SAP Data Hub Review

Good push-down approach, on-premise connection, and integration with SAP products, but needs better performance and integration with other solutions


What is our primary use case?

It is build based on the IoT implementations that we have. We are capturing a lot of data for a warehouse and manufacturing company. We capture data about how their machines are performing. For example, for a dishwasher that this company is selling to different clients, we are capturing data about its usage or how different clients are using this dishwasher. We are putting this data inside the IoT big data lakes. 

From the data lakes, we are integrating with their SAP S/4HANA system via SAP Data Hub. We are capturing SAP HANA data and taking it out as graphs via SAP Analytics Cloud. They have the data in SAP HANA, and we use SAP Data Hub for smooth integration with the SAP HANA on-premise products. We are using the SAS version of SAP Data Hub.

How has it helped my organization?

We took the data about the usage of their products and their business data from SAP HANA, which included sales order data, purchase order data, and the data about different sales that have been done and how have they used their manufacturing. We then gave a specific analytics cloud data output, such as how frequently and which particular buttons are the most pressed on the dishwasher, at what particular temperature they are keeping their knobs, and which product version is being sold more and used widely.
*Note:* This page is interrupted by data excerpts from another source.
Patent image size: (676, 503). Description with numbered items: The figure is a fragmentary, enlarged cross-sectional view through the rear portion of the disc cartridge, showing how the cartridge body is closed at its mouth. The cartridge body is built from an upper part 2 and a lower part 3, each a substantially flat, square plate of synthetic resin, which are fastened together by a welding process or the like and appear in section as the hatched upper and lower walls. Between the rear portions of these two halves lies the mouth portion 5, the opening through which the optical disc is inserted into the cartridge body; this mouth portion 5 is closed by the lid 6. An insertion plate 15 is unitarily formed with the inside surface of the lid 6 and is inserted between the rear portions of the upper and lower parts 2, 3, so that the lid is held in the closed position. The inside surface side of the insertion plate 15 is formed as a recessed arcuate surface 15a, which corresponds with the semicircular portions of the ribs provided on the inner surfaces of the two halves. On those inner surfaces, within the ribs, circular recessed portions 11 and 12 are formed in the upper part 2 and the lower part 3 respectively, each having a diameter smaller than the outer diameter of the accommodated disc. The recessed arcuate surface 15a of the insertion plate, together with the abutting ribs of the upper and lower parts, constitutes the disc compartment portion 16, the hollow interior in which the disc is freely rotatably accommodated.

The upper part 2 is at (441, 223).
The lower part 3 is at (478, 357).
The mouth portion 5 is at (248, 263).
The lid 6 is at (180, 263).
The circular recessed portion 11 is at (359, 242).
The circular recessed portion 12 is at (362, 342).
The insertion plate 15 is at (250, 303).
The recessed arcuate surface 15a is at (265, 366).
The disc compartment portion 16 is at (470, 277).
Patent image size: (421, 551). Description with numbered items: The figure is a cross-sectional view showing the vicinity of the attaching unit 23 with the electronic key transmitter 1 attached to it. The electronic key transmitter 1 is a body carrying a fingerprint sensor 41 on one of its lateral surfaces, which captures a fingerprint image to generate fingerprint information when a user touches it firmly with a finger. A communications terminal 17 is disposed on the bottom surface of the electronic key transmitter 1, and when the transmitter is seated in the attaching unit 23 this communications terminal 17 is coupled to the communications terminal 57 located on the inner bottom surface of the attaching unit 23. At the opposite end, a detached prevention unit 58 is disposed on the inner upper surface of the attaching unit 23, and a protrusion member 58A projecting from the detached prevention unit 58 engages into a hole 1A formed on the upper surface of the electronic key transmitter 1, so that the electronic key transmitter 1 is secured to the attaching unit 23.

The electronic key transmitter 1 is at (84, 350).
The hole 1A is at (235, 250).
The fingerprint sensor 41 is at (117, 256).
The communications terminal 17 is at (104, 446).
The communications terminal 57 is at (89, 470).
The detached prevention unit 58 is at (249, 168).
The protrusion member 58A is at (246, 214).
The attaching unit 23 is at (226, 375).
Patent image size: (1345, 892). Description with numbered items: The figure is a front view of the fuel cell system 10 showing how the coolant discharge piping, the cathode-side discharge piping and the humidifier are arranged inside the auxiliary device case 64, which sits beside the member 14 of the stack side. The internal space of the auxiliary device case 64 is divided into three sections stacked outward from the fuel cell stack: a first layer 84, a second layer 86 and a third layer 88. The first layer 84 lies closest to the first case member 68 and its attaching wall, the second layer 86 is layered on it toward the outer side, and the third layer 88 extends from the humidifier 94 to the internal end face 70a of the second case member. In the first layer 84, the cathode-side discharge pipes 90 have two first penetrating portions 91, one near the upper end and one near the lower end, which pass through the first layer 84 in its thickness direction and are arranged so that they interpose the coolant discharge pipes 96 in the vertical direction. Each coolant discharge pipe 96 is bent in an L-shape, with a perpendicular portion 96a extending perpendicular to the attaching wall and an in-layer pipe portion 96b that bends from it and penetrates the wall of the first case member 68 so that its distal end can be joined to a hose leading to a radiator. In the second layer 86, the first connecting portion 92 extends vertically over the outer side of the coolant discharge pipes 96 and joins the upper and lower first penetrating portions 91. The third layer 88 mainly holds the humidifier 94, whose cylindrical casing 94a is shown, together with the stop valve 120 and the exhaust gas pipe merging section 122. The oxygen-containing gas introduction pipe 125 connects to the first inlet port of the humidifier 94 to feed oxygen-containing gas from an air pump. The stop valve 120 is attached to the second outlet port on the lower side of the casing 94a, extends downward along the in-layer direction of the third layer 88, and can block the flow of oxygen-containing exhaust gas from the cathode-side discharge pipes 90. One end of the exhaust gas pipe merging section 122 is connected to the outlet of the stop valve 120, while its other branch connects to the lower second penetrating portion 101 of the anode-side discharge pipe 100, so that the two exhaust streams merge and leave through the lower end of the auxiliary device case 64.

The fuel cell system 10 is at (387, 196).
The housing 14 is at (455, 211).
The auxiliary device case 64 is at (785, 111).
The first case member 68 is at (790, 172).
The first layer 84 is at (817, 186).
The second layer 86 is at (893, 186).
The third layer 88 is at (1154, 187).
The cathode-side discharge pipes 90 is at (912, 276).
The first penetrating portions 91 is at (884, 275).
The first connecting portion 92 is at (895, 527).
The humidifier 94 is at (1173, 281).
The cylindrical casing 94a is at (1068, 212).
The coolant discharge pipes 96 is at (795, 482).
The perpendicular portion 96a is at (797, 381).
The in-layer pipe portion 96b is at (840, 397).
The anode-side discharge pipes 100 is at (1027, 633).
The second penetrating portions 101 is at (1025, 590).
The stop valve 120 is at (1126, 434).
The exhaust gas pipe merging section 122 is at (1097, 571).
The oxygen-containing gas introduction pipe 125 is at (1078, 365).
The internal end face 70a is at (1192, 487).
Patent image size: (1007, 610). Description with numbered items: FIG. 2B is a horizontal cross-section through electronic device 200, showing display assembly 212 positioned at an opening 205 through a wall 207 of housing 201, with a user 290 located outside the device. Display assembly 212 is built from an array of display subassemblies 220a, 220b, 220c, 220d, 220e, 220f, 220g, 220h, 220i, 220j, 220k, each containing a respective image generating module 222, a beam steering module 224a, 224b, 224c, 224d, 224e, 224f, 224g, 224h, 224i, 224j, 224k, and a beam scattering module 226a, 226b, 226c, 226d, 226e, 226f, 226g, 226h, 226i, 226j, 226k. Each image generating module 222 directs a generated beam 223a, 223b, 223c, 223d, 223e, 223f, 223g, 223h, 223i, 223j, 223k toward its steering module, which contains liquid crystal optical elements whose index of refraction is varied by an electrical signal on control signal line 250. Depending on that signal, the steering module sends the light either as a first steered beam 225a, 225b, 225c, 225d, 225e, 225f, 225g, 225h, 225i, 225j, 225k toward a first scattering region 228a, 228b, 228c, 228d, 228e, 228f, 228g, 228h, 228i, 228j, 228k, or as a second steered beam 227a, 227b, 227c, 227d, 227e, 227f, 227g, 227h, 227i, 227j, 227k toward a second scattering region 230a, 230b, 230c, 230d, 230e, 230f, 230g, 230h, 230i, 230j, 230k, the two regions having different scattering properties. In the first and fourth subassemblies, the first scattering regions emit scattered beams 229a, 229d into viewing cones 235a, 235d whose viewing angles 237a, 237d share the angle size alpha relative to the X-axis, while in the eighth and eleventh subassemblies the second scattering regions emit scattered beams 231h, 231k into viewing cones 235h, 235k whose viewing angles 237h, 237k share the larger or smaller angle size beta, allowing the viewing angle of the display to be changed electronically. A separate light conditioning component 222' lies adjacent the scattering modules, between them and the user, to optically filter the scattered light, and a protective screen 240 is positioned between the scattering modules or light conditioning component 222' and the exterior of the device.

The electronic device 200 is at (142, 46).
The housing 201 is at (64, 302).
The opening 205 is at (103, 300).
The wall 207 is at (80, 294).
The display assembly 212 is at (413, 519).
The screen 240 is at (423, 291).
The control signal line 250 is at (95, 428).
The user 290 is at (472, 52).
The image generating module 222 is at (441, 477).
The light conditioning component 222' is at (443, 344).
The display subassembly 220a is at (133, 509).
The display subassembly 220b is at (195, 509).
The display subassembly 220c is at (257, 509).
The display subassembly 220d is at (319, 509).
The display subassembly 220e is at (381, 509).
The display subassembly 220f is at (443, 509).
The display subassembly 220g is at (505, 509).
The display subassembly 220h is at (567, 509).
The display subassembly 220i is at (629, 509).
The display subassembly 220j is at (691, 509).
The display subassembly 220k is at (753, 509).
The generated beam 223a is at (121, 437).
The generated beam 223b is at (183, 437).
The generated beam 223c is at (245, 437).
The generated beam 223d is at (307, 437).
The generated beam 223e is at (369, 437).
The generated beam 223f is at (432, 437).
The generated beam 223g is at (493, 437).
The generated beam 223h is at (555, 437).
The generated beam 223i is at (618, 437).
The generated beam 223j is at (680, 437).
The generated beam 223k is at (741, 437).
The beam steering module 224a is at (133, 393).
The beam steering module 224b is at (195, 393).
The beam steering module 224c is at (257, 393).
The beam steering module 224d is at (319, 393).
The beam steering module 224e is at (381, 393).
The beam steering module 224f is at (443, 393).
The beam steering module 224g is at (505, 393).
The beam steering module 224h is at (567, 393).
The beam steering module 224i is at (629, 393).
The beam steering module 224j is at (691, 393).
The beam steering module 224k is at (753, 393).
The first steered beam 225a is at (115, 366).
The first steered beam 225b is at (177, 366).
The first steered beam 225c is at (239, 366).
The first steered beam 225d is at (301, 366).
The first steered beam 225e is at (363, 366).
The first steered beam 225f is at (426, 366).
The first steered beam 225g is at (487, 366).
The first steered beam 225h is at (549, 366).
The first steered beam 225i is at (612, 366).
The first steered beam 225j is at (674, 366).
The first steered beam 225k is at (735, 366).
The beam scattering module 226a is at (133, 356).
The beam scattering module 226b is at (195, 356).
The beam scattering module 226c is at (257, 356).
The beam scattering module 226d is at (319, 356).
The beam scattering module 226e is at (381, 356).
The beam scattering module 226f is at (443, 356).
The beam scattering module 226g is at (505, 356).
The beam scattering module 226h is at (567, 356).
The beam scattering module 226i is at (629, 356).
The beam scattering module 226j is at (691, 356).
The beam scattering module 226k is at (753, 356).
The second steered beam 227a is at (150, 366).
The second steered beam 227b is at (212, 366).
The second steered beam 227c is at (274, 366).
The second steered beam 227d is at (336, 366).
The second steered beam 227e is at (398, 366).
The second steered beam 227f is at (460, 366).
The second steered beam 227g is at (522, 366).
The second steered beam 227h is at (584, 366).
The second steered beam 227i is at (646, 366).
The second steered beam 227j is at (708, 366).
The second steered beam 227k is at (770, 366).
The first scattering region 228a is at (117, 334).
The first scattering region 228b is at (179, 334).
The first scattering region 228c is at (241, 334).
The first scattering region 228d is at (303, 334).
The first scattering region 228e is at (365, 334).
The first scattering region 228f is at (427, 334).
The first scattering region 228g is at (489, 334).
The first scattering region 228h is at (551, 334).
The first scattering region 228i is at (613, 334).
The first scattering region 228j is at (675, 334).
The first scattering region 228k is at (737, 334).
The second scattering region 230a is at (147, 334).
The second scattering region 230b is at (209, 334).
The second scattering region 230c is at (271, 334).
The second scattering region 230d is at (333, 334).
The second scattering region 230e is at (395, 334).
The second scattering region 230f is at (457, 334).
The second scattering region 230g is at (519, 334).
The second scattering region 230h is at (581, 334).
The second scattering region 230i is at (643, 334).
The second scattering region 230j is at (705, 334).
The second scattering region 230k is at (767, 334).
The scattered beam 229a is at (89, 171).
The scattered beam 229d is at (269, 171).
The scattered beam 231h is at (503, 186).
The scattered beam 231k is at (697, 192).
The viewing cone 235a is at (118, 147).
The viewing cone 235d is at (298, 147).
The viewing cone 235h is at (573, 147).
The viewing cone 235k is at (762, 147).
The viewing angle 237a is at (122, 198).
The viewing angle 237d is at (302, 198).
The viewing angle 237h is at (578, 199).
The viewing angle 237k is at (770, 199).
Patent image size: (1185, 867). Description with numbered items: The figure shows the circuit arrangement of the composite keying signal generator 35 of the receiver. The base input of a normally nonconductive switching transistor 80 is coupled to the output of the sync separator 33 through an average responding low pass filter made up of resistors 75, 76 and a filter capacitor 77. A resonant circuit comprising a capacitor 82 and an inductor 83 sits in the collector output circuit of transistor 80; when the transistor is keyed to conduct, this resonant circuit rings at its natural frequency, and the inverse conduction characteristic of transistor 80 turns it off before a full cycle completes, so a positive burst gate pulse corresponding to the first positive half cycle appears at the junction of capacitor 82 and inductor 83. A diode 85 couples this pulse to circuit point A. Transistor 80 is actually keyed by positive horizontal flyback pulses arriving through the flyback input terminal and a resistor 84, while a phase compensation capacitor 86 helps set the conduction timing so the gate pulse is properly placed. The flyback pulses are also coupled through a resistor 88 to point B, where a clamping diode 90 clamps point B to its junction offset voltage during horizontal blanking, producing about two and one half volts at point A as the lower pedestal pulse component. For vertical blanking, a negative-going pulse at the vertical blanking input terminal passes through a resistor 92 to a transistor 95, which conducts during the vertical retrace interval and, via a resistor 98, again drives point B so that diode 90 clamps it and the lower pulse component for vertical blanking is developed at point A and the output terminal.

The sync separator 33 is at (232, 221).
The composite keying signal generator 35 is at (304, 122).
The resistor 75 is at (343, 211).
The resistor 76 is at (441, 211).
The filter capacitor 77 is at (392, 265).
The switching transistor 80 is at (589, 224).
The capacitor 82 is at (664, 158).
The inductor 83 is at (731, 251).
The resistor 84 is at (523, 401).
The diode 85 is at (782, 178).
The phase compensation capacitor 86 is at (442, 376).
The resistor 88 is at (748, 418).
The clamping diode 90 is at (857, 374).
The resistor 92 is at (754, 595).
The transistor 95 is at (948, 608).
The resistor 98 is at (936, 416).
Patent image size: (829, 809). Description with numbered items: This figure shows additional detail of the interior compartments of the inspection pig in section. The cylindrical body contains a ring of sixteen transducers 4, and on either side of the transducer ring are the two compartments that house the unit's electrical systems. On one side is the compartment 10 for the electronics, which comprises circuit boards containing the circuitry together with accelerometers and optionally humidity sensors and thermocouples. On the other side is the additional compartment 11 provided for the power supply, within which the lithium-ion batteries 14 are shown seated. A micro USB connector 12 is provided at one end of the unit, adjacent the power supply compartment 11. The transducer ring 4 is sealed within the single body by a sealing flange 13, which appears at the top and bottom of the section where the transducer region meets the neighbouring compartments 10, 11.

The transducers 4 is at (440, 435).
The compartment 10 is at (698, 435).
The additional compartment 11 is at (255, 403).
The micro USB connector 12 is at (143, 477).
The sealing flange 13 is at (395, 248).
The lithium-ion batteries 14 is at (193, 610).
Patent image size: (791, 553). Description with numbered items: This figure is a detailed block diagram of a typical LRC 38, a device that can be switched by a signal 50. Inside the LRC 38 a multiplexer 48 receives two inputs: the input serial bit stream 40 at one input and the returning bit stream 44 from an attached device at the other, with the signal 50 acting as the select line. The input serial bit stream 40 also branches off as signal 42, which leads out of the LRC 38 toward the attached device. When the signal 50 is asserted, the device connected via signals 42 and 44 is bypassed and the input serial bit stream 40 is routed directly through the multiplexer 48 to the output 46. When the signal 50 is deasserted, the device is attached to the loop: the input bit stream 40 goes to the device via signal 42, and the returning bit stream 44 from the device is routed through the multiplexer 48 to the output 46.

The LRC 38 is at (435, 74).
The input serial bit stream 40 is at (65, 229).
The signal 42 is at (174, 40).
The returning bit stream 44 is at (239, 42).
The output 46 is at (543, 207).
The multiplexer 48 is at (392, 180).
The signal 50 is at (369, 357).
On the basis of those graphs, they are changing their production line. They have removed a few products that were not getting sold at a large cost, or they were being sold, but some of the features were not being used much. Based on the data, they have removed such features and reduced the cost. Let's say they had a few extra features. They gave two hot water features, and they gave cold water features, but none of the users used two hot water features. They only used one hot water feature. Based on this data, they can remove a feature to reduce the cost of the product and sell more.

What is most valuable?

Its connection to on-premise products is the most valuable. We mostly use the on-premise connection, which is seamless. This is what we prefer in this solution over other solutions. We are using it the most for the orchestration where the data is coming from different categories. Its other features are very much similar to what they are giving us in open source. 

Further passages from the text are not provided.